Published on 12:00 AM, May 11, 2018

EU can't save Iran deal

Tehran doubts Europe's resolve after US exit

  • Saudis again say it will seek nuclear weapon if Iran does

  • Trump threatens 'severe consequences' if Iran resumes program

 

European countries are powerless to salvage the nuclear deal with Iran after the United States pulled out, the deputy head of the elite Iranian Revolutionary Guards (IRGC) said yesterday.

Britain, France and Germany said they remained committed to the deal despite Tuesday's decision by US President Donald Trump to withdraw.

But Brigadier General Hossein Salami said Europe "cannot act independently over the nuclear deal," the semi-official Fars news agency quoted him as saying.

Iranian President Hassan Rouhani said on Tuesday that Tehran would remain in the 2015 agreement, though Europe had only a "limited opportunity" to preserve it.

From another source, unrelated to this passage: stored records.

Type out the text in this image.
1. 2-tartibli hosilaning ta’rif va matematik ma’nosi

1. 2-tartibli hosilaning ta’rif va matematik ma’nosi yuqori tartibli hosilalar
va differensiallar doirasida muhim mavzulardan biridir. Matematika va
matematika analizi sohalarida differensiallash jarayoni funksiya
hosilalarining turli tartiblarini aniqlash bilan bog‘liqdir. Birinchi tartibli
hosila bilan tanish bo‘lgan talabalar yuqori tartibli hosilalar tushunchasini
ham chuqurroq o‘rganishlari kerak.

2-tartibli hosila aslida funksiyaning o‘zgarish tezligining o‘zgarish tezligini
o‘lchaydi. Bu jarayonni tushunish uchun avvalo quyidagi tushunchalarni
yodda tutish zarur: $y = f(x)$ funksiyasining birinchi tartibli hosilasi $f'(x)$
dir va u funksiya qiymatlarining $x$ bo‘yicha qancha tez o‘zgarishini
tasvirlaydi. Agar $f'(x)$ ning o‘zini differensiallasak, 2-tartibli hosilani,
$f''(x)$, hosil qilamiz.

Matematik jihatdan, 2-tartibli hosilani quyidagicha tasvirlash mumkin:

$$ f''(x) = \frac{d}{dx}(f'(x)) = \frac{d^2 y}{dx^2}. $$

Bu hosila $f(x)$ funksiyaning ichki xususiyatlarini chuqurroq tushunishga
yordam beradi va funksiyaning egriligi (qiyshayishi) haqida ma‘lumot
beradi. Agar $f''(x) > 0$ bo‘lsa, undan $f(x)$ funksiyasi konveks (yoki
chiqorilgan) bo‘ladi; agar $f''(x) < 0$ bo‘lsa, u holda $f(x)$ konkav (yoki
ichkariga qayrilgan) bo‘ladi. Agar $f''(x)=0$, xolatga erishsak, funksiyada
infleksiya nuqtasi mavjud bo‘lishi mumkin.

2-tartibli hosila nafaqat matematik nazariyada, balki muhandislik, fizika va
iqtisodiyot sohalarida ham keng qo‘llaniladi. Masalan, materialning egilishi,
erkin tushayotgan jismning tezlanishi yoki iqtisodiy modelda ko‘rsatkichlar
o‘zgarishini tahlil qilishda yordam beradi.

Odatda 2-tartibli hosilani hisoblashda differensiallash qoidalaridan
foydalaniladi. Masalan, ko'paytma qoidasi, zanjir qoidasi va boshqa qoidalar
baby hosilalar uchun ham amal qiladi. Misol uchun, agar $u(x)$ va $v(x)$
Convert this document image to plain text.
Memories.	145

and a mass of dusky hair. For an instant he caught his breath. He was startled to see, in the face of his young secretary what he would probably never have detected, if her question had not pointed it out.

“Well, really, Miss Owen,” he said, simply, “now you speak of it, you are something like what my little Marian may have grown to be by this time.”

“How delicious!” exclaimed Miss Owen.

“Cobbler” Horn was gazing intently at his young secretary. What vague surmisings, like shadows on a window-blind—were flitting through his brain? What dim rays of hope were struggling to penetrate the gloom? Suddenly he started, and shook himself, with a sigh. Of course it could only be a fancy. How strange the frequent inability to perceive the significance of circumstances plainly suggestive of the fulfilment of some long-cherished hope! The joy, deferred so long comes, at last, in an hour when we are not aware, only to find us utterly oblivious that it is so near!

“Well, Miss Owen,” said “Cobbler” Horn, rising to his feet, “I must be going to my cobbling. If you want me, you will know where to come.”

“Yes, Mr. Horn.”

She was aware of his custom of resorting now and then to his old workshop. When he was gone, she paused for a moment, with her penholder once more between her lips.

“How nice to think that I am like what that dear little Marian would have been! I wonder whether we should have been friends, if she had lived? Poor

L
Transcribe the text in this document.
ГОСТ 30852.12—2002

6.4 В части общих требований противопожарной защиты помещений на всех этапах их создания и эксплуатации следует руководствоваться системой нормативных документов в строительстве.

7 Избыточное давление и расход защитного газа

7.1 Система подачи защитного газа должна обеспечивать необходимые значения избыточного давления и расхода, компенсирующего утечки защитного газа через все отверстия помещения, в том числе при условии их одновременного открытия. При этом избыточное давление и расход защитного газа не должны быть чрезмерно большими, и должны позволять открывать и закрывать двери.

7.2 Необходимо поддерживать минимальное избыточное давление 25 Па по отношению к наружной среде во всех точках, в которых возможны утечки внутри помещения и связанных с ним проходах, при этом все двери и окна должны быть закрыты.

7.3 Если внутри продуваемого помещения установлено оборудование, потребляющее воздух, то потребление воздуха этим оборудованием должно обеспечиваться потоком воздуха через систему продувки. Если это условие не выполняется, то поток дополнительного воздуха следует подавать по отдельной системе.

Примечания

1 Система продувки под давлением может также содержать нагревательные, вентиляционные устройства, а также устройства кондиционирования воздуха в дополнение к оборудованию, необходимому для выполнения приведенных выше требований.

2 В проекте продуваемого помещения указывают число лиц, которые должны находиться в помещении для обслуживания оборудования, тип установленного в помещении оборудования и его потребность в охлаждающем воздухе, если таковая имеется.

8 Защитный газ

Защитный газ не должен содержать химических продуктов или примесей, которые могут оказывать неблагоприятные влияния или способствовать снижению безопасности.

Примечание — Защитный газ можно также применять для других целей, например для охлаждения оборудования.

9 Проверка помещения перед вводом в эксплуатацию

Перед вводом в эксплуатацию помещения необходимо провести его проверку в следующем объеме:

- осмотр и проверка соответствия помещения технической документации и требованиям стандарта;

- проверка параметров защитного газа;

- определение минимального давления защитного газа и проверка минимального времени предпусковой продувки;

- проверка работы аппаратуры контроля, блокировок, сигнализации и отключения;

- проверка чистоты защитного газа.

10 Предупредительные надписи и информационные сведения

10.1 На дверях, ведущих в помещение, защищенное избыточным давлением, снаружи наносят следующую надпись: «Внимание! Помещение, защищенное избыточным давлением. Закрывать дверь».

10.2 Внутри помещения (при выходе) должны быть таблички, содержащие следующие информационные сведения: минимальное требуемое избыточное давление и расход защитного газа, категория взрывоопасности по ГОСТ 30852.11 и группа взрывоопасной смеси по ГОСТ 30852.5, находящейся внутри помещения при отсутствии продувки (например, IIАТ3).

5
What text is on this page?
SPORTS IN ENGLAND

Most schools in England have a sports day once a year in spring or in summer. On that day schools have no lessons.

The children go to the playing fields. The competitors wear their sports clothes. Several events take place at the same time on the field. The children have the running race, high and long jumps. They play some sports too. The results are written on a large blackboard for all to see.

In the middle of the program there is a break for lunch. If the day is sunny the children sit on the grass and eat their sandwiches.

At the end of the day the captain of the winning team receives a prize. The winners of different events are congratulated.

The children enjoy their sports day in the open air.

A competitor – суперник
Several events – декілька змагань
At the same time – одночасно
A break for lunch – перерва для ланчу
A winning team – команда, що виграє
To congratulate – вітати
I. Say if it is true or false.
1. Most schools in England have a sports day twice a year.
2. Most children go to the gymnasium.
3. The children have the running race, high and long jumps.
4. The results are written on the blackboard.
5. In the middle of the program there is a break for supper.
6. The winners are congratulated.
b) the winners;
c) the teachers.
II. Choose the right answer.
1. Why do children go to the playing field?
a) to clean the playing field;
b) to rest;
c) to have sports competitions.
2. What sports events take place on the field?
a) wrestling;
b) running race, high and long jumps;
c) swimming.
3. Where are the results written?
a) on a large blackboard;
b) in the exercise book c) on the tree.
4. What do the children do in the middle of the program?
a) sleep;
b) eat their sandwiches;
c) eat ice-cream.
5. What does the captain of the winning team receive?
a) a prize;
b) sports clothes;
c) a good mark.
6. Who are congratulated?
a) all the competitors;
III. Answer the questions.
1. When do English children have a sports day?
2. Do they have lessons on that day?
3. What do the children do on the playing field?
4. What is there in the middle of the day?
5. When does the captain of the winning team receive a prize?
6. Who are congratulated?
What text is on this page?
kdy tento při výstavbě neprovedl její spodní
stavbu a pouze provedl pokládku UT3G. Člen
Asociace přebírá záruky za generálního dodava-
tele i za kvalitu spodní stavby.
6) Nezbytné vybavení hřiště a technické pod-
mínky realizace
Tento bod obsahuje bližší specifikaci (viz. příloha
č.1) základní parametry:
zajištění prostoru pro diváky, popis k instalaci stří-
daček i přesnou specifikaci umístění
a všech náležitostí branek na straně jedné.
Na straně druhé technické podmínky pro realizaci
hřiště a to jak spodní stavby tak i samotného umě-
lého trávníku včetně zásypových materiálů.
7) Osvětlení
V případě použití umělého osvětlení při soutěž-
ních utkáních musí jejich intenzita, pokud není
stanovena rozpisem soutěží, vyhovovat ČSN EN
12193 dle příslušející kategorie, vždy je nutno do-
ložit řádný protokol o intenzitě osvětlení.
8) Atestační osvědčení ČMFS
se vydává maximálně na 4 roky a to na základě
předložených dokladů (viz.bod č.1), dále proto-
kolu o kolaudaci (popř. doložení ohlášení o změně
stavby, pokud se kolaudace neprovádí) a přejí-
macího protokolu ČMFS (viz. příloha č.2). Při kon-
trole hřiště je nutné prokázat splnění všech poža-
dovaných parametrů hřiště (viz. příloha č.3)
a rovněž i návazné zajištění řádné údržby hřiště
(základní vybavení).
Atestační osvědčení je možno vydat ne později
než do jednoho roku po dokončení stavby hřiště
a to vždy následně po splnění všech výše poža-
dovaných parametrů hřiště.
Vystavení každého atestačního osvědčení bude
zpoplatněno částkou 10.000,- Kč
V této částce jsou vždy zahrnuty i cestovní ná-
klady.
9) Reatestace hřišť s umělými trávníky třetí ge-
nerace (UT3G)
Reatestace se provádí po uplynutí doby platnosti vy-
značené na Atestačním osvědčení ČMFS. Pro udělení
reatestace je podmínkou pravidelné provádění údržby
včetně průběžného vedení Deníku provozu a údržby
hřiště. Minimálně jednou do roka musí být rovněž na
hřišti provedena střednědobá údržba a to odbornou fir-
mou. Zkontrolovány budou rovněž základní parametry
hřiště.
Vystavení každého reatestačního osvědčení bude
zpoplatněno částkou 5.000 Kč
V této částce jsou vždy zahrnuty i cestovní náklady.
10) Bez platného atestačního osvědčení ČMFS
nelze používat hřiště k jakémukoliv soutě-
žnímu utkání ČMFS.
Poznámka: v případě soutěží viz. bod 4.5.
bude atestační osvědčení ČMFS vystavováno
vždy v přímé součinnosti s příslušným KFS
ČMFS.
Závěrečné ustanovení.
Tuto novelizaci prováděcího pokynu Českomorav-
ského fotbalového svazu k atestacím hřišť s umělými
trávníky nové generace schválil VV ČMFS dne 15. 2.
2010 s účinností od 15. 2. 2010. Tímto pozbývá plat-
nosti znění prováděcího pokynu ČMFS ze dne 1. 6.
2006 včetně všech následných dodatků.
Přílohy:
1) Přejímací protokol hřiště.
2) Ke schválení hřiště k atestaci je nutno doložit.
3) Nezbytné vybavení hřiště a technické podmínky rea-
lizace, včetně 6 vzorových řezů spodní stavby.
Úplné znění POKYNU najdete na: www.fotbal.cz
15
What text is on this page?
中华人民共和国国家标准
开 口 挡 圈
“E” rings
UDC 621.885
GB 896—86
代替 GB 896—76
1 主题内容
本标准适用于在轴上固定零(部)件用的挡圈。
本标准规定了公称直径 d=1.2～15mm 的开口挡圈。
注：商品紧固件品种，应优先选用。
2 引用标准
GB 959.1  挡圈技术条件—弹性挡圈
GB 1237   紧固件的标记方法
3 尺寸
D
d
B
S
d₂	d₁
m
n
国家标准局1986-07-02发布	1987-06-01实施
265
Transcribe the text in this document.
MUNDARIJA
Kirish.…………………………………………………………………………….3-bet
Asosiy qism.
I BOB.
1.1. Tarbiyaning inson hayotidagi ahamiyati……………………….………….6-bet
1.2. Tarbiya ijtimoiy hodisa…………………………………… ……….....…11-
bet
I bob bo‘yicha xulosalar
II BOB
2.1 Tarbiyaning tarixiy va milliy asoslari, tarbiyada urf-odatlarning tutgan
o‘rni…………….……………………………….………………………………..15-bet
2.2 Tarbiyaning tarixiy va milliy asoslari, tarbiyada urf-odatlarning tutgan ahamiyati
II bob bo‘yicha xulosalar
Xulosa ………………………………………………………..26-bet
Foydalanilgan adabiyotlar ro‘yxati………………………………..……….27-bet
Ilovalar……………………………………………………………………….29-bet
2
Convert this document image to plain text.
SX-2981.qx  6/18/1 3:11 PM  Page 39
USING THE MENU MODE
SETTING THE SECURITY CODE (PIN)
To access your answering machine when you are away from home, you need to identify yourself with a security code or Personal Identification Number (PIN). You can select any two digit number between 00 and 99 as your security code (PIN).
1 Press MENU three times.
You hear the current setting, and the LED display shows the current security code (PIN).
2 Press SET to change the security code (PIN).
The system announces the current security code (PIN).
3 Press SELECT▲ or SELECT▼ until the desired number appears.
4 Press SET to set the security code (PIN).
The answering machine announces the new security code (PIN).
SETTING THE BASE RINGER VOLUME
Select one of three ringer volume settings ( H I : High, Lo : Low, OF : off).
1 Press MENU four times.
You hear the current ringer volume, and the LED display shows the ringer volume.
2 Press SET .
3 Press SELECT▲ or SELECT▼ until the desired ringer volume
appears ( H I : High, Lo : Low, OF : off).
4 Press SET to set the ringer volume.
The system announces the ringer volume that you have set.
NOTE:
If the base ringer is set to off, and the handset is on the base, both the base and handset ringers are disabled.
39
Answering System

On Wednesday Supreme Leader, Ayatollah Ali Khamenei, cast doubt on the ability of the European signatories to guarantee Tehran's interests, adding: "I do not trust these countries either."

Khamenei has the final say on all state matters and commands the loyalty of the IRGC, which has huge political and economic influence domestically.

Salami said Iran's enemies were not seeking military confrontation. "They want to pressure our country by economic isolation ... Resistance is the only way to confront these enemies, not diplomacy," Fars quoted him as saying.

Meanwhile, Saudi Foreign Minister Adel al-Jubeir told CNN on Wednesday that his country will seek to develop its own nuclear weapons if Iran does.

Asked whether Riyadh would "build a bomb itself" if Tehran seizes on Washington's withdrawal from the 2015 Iran deal to resume a nuclear weapons program, Jubeir said: "If Iran acquires nuclear capability we will do everything we can to do the same."

Trump has warned of "very severe consequences" if Iran resumes its nuclear program, one day after pulling out of a landmark multilateral nuclear accord.

Asked how he would respond if Tehran restarted its nuclear efforts, Trump threatened that "Iran will find out."

"I would advise Iran not to start their nuclear program; I would advise them very strongly," the US president told reporters at the White House. "If they do, there will be very severe consequences."

Trump's move undercut more than a decade and a half of diplomacy by Britain, China, France, Germany, Iran, Russia and past US administration, which had resulted in the deal that lifted sanctions on Iran in exchange for limits on its nuclear program.

Iranian President Hassan Rouhani had warned his country could resume uranium enrichment "without limit" but would refrain from doing so for now.